Czeski pomocnik został zawodnikiem niebiesko-białych trzy tygodnie temu, przenosząc się na Bułgarską ze Slavii Praga. 26-latek zadebiutował w koszulce Lecha sześć dni po podpisaniu kontraktu w meczu z Wisłą Płock (2:2), pojawił się wtedy na boisku na ostatnich pięć minut spotkania. Później wystąpił przez 20 minut w zremisowanym meczu ze Śląskiem we Wrocławiu (3:3) i o mały włos zapisałby na swoim koncie asystę, gdy dograł dobrze piłkę do Mikaela Ishaka, który niestety trafił tylko w poprzeczkę. W międzyczasie czeski skrzydłowy zaliczył jeszcze bardzo dobre ponad osiemdziesiąt minut w barwach rezerw Kolejorza w meczu z Hutnikiem Kraków, w którym strzelił dwa gole.

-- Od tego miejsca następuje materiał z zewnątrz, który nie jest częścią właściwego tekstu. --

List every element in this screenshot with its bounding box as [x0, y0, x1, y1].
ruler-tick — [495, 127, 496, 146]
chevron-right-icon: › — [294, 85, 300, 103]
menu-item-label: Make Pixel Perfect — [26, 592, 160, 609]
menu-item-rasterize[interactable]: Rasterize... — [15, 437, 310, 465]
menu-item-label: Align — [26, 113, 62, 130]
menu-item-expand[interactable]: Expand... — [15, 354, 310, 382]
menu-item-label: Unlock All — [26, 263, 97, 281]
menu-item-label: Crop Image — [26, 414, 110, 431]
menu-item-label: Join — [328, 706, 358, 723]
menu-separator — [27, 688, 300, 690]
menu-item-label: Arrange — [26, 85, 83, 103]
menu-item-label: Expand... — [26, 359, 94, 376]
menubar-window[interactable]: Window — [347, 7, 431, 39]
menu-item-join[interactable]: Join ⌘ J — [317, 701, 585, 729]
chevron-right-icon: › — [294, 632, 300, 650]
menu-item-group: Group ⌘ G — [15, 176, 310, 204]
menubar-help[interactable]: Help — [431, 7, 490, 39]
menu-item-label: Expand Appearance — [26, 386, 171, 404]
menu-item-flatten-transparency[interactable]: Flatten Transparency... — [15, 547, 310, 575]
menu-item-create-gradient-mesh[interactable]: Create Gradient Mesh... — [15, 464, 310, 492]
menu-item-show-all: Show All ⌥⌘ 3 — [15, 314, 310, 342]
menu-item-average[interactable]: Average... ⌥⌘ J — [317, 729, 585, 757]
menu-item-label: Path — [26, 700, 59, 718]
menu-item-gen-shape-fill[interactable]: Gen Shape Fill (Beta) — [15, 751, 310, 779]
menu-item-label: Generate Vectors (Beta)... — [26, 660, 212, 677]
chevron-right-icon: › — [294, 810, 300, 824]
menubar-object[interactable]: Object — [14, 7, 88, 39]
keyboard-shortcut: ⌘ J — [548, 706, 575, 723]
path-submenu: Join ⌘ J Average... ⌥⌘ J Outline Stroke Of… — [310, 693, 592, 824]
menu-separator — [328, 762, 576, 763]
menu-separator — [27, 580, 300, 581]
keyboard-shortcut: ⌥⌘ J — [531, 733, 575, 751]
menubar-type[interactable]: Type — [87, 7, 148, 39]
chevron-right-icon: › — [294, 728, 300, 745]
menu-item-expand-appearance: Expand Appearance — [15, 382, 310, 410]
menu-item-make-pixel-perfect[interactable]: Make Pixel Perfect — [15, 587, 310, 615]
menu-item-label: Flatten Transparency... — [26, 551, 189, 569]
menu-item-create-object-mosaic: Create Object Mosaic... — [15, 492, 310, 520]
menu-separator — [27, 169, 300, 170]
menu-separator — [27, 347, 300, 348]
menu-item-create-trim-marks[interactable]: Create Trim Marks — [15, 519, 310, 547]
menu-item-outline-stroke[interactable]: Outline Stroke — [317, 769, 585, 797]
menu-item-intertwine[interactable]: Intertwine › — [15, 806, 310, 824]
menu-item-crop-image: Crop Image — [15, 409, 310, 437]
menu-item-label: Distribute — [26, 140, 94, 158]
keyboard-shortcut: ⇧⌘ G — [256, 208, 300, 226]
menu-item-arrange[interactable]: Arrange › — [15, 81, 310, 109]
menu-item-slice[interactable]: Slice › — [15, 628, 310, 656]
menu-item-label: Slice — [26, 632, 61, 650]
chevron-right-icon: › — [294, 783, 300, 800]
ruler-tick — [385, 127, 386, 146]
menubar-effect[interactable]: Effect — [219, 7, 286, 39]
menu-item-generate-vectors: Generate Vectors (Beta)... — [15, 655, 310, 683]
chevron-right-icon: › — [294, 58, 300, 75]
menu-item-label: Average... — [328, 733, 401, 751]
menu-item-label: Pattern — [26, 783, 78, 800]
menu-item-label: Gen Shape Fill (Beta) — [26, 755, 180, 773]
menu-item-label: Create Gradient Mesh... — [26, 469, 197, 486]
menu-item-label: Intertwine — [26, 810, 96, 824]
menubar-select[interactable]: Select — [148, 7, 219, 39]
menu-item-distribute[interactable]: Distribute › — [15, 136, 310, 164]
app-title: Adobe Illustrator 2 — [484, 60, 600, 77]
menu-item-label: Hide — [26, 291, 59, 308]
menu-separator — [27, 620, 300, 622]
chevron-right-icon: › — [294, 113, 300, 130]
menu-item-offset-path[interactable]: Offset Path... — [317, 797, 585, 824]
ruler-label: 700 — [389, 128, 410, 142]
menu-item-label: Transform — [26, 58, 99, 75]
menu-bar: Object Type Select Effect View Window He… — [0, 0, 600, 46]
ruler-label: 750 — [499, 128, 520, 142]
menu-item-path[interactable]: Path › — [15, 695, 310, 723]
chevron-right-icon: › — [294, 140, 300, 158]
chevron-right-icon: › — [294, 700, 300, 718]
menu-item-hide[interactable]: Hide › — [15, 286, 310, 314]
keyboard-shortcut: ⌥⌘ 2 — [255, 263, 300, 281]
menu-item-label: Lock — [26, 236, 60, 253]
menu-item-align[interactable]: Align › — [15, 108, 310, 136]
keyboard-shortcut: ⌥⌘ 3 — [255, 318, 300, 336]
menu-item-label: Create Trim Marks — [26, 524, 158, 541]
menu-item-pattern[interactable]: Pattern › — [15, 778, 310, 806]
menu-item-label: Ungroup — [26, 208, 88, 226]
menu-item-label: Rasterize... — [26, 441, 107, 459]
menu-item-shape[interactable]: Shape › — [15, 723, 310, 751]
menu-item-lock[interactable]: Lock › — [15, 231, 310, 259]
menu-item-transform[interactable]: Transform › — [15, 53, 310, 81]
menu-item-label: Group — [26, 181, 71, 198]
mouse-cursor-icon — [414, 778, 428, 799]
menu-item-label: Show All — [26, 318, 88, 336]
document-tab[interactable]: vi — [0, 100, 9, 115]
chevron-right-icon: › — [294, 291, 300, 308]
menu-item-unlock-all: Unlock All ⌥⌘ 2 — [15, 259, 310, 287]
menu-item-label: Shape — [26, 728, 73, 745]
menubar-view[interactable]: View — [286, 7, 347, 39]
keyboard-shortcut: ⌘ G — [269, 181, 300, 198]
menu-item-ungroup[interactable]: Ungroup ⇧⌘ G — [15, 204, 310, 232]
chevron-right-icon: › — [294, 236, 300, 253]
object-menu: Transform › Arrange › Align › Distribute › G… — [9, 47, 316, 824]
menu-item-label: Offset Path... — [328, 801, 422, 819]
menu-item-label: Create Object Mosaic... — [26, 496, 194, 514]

Jednak dopiero w Sztokholmie na Tele2 Arenie, gdzie Kolejorz zmierzył się z Hammarby IF w eliminacjach Ligi Europy, Sýkora po raz pierwszy pojawił się w wyjściowym zestawieniu trenera Dariusza Żurawia. Czech został ustawiony na prawym skrzydle, a po lewej flance biegał Jakub Kamiński.
- Myślę, że wypadłem nieźle, chociaż czułem jeszcze trochę na boisku to, że od mojego ostatniego występu w podstawowym składzie minęło sporo ponad dwa miesiące. Na pewno nie była to pełnia moich możliwości, bo stać mnie na dużo więcej i będę chciał to w kolejnych meczach udowodnić - podkreśla czeski skrzydłowy.